The tissue that connects the muscles to the bones is called tendons. Tendons may be injured in the same manner as the ligaments and can also cause significant pain.
Using a dextrose (sugar water) solution, prolotherapy entails injecting the ligament or tendon with the solution. As a result of the injection, the weak areas become locally inflamed and cause the blood supply and the flow of nutrients to increase. This stimulates the tissue to repair itself.
This technique was first used by Hippocrates to treat soldiers with dislocated and torn shoulder joints. However, his technique involved sticking a hot poker into the joint which, which would then cause the joint to heal normally. Although we obviously do not use hot pokers today, our prolotherapy techniques is similar to Hippocrates' principle—get the body to heal itself.

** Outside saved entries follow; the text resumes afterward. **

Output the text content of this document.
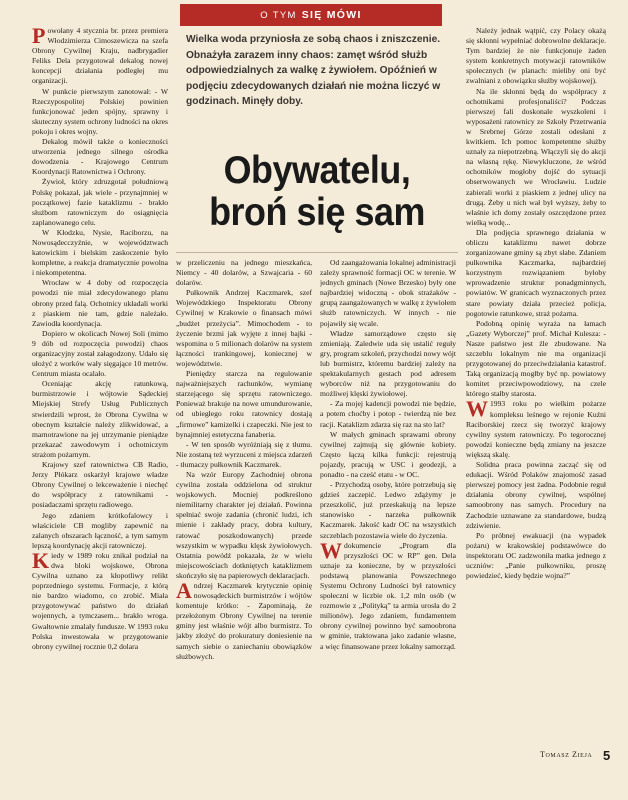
O TYM SIĘ MÓWI

Powołany 4 stycznia br. przez premiera Włodzimierza Cimoszewicza na szefa Obrony Cywilnej Kraju, nadbrygadier Feliks Dela przygotował dekalog nowej koncepcji działania podległej mu organizacji.

W punkcie pierwszym zanotował: - W Rzeczypospolitej Polskiej powinien funkcjonować jeden spójny, sprawny i skuteczny system ochrony ludności na okres pokoju i okres wojny.

Dekalog mówił także o konieczności utworzenia jednego silnego ośrodka dowodzenia - Krajowego Centrum Koordynacji Ratownictwa i Ochrony.

Żywioł, który zdruzgotał południową Polskę pokazał, jak wiele - przynajmniej w początkowej fazie kataklizmu - brakło służbom ratowniczym do osiągnięcia zaplanowanego celu.

W Kłodzku, Nysie, Raciborzu, na Nowosądecczyźnie, w województwach katowickim i bielskim zaskoczenie było kompletne, a reakcja dramatycznie powolna i niekompetentna.

Wrocław w 4 doby od rozpoczęcia powodzi nie miał zdecydowanego planu obrony przed falą. Ochotnicy układali worki z piaskiem nie tam, gdzie należało. Zawiodła koordynacja.

Dopiero w okolicach Nowej Soli (mimo 9 dób od rozpoczęcia powodzi) chaos organizacyjny został załagodzony. Udało się ułożyć z worków wały sięgające 10 metrów. Centrum miasta ocalało.

Oceniając akcję ratunkową, burmistrzowie i wójtowie Sądeckiej Miejskiej Strefy Usług Publicznych stwierdzili wprost, że Obrona Cywilna w obecnym kształcie należy zlikwidować, a marnotrawione na jej utrzymanie pieniądze przekazać zawodowym i ochotniczym strażom pożarnym.

Krajowy szef ratownictwa CB Radio, Jerzy Płókarz oskarżył krajowe władze Obrony Cywilnej o lekceważenie i niechęć do współpracy z ratownikami - posiadaczami sprzętu radiowego.

Jego zdaniem krótkofalowcy i właściciele CB mogliby zapewnić na zalanych obszarach łączność, a tym samym lepszą koordynację akcji ratowniczej.

Kiedy w 1989 roku znikał podział na dwa bloki wojskowe, Obrona Cywilna uznano za kłopotliwy relikt poprzedniego systemu. Formacje, z którą nie bardzo wiadomo, co zrobić. Miała przygotowywać państwo do działań wojennych, a tymczasem... brakło wroga. Gwałtownie zmalały fundusze. W 1993 roku Polska inwestowała w przygotowanie obrony cywilnej rocznie 0,2 dolara

Wielka woda przyniosła ze sobą chaos i zniszczenie. Obnażyła zarazem inny chaos: zamęt wśród służb odpowiedzialnych za walkę z żywiołem. Opóźnień w podjęciu zdecydowanych działań nie można liczyć w godzinach. Minęły doby.
Obywatelu,
broń się sam

w przeliczeniu na jednego mieszkańca, Niemcy - 40 dolarów, a Szwajcaria - 60 dolarów.

Pułkownik Andrzej Kaczmarek, szef Wojewódzkiego Inspektoratu Obrony Cywilnej w Krakowie o finansach mówi „budżet przeżycia”. Mimochodem - to życzenie brzmi jak wyjęte z innej bajki - wspomina o 5 milionach dolarów na system łączności trankingowej, koniecznej w województwie.

Pieniędzy starcza na regulowanie najważniejszych rachunków, wymianę starzejącego się sprzętu ratowniczego. Ponieważ brakuje na nowe umundurowanie, od ubiegłego roku ratownicy dostają „firmowe” kamizelki i czapeczki. Nie jest to bynajmniej estetyczna fanaberia.

- W ten sposób wyróżniają się z tłumu. Nie zostaną też wyrzuceni z miejsca zdarzeń - tłumaczy pułkownik Kaczmarek.

Na wzór Europy Zachodniej obrona cywilna została oddzielona od struktur wojskowych. Mocniej podkreślono niemilitarny charakter jej działań. Powinna spełniać swoje zadania (chronić ludzi, ich mienie i zakłady pracy, dobra kultury, ratować poszkodowanych) przede wszystkim w wypadku klęsk żywiołowych. Ostatnia powódź pokazała, że w wielu miejscowościach dotkniętych kataklizmem skończyło się na papierowych deklaracjach.

Andrzej Kaczmarek krytycznie opinię nowosądeckich burmistrzów i wójtów komentuje krótko: - Zapominają, że przełożonym Obrony Cywilnej na terenie gminy jest właśnie wójt albo burmistrz. To jakby złożyć do prokuratury doniesienie na samych siebie o zaniechaniu obowiązków służbowych.

Od zaangażowania lokalnej administracji zależy sprawność formacji OC w terenie. W jednych gminach (Nowe Brzesko) były one najbardziej widoczną - obok strażaków - grupą zaangażowanych w walkę z żywiołem służb ratowniczych. W innych - nie pojawiły się wcale.

Władze samorządowe często się zmieniają. Zaledwie uda się ustalić reguły gry, program szkoleń, przychodzi nowy wójt lub burmistrz, któremu bardziej zależy na spektakularnych gestach pod adresem wyborców niż na przygotowaniu do możliwej klęski żywiołowej.

- Za mojej kadencji powodzi nie będzie, a potem choćby i potop - twierdzą nie bez racji. Kataklizm zdarza się raz na sto lat?

W małych gminach sprawami obrony cywilnej zajmują się głównie kobiety. Często łączą kilka funkcji: rejestrują pojazdy, pracują w USC i geodezji, a ponadto - na cześć etatu - w OC.

- Przychodzą osoby, które potrzebują się gdzieś zaczepić. Ledwo zdążymy je przeszkolić, już przeskakują na lepsze stanowisko - narzeka pułkownik Kaczmarek. Jakość kadr OC na wszystkich szczeblach pozostawia wiele do życzenia.

W dokumencie „Program dla przyszłości OC w RP” gen. Dela uznaje za konieczne, by w przyszłości podstawą planowania Powszechnego Systemu Ochrony Ludności był ratownicy społeczni w liczbie ok. 1,2 mln osób (w rozmowie z „Polityką” ta armia urosła do 2 milionów). Jego zdaniem, fundamentem obrony cywilnej powinno być samoobrona w gminie, traktowana jako zadanie własne, a więc finansowane przez lokalny samorząd.

Należy jednak wątpić, czy Polacy okażą się skłonni wypełniać dobrowolne deklaracje. Tym bardziej że nie funkcjonuje żaden system konkretnych motywacji ratowników społecznych (w planach: mieliby oni być zwalniani z obowiązku służby wojskowej).

Na ile skłonni będą do współpracy z ochotnikami profesjonaliści? Podczas pierwszej fali doskonale wyszkoleni i wyposażeni ratownicy ze Szkoły Przetrwania w Srebrnej Górze zostali odesłani z kwitkiem. Ich pomoc kompetentne służby uznały za niepotrzebną. Włączyli się do akcji na własną rękę. Niewykluczone, że wśród ochotników mogłoby dojść do sytuacji obserwowanych we Wrocławiu. Ludzie zabierali worki z piaskiem z jednej ulicy na drugą. Żeby u nich wał był wyższy, żeby to właśnie ich domy zostały oszczędzone przez wielką wodę...

Dla podjęcia sprawnego działania w obliczu kataklizmu nawet dobrze zorganizowane gminy są zbyt słabe. Zdaniem pułkownika Kaczmarka, najbardziej korzystnym rozwiązaniem byłoby wprowadzenie struktur ponadgminnych, powiatów. W granicach wyznaczonych przez stare powiaty działa przecież policja, pogotowie ratunkowe, straż pożarna.

Podobną opinię wyraża na łamach „Gazety Wyborczej” prof. Michał Kulesza: - Nasze państwo jest źle zbudowane. Na szczeblu lokalnym nie ma organizacji przygotowanej do przeciwdziałania katastrof. Taką organizacją mogłby być np. powiatowy komitet przeciwpowodziowy, na czele którego stałby starosta.

W 1993 roku po wielkim pożarze kompleksu leśnego w rejonie Kuźni Raciborskiej rzecz się tworzyć krajowy cywilny system ratowniczy. Po tegorocznej powodzi konieczne będą zmiany na jeszcze większą skalę.

Solidna praca powinna zacząć się od edukacji. Wśród Polaków znajomość zasad pierwszej pomocy jest żadna. Podobnie reguł działania obrony cywilnej, wspólnej samoobrony nas samych. Procedury na Zachodzie uznawane za standardowe, budzą zdziwienie.

Po próbnej ewakuacji (na wypadek pożaru) w krakowskiej podstawówce do inspektoratu OC zadzwoniła matka jednego z uczniów: „Panie pułkowniku, proszę powiedzieć, kiedy będzie wojna?”

Tomasz Zieja 5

How long will it take to complete a course of treatments?
The response to treatment varies from each person. It depends on one's healing ability and degree/chronicity of the injury. The majority of people only require a 3-6 prolotherapy treatments, whereas others may need 10 or more if they suffer from a severe or ongoing injury. The first course of action is to receive an evaluation to see if you are a good candidate for prolotherapy. If you are, once you begin your treatment your doctor will monitor your body's response and then be able to provide a more accurate time estimate for your treatment plan. To book an appointment for your prolotherapy evaluation, contact Integrative Healing Arts directly.

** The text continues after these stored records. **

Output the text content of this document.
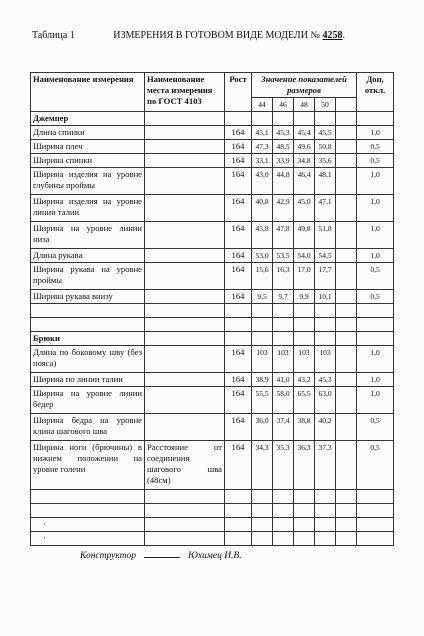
Таблица 1	ИЗМЕРЕНИЯ В ГОТОВОМ ВИДЕ МОДЕЛИ № 4258.
Наименование измерения	Наименование места измерения по ГОСТ 4103	Рост	Значение показателей размеров					Доп, откл.
			44	46	48	50		
Джемпер								
Длина спинки		164	45,1	45,3	45,4	45,5		1,0
Ширина плеч		164	47,3	48,5	49,6	50,8		0,5
Ширина спинки		164	33,1	33,9	34,8	35,6		0,5
Ширина изделия на уровне глубины проймы		164	43,0	44,8	46,4	48,1		1,0
Ширина изделия на уровне линии талии		164	40,8	42,9	45,0	47,1		1,0
Ширина на уровне линии низа		164	45,8	47,8	49,8	51,8		1,0
Длина рукава		164	53,0	53,5	54,0	54,5		1,0
Ширина рукава на уровне проймы		164	15,6	16,3	17,0	17,7		0,5
Ширина рукава внизу		164	9,5	9,7	9,9	10,1		0,5

Брюки								
Длина по боковому шву (без пояса)		164	103	103	103	103		1,0
Ширина по линии талии		164	38,9	41,0	43,2	45,3		1,0
Ширина на уровне линии бедер		164	55,5	58,0	65,5	63,0		1,0
Ширина бедра на уровне клина шагового шва		164	36,0	37,4	38,8	40,2		0,5
Ширина ноги (брючины) в нижнем положении на уровне голени	Расстояние от соединения шагового шва (48см)	164	34,3	35,3	36,3	37,3		0,5

·								
·								
Конструктор	Юхимец И.В.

Are you a candidate for Prolotherapy?
Prolotherapy can successfully treat any joint in the body. For example, a self-diagnosis can help you determine whether you are experiencing "theatre, cocktail party syndrome" back pain. The pain in your back, leg, neck, or elsewhere is worse when you are standing still. However, when you sit down, you may experience some relief but sitting for too long can cause the pain to return (like at a theatre). In the morning, your pain is worse and only subsides with movement. While you are active the pain is gone, however it returns upon resting.
If the ligaments are lax, then you are more prone to pain. Additionally, stretching of your ligaments or applying pressure on ligament sites may be indications for prolotherapy.
Despite these self-diagnosis tips, only a physician specifically trained in prolotherapy can determine whether your painful condition would benefit from prolotherapy or an alternate type of treatment.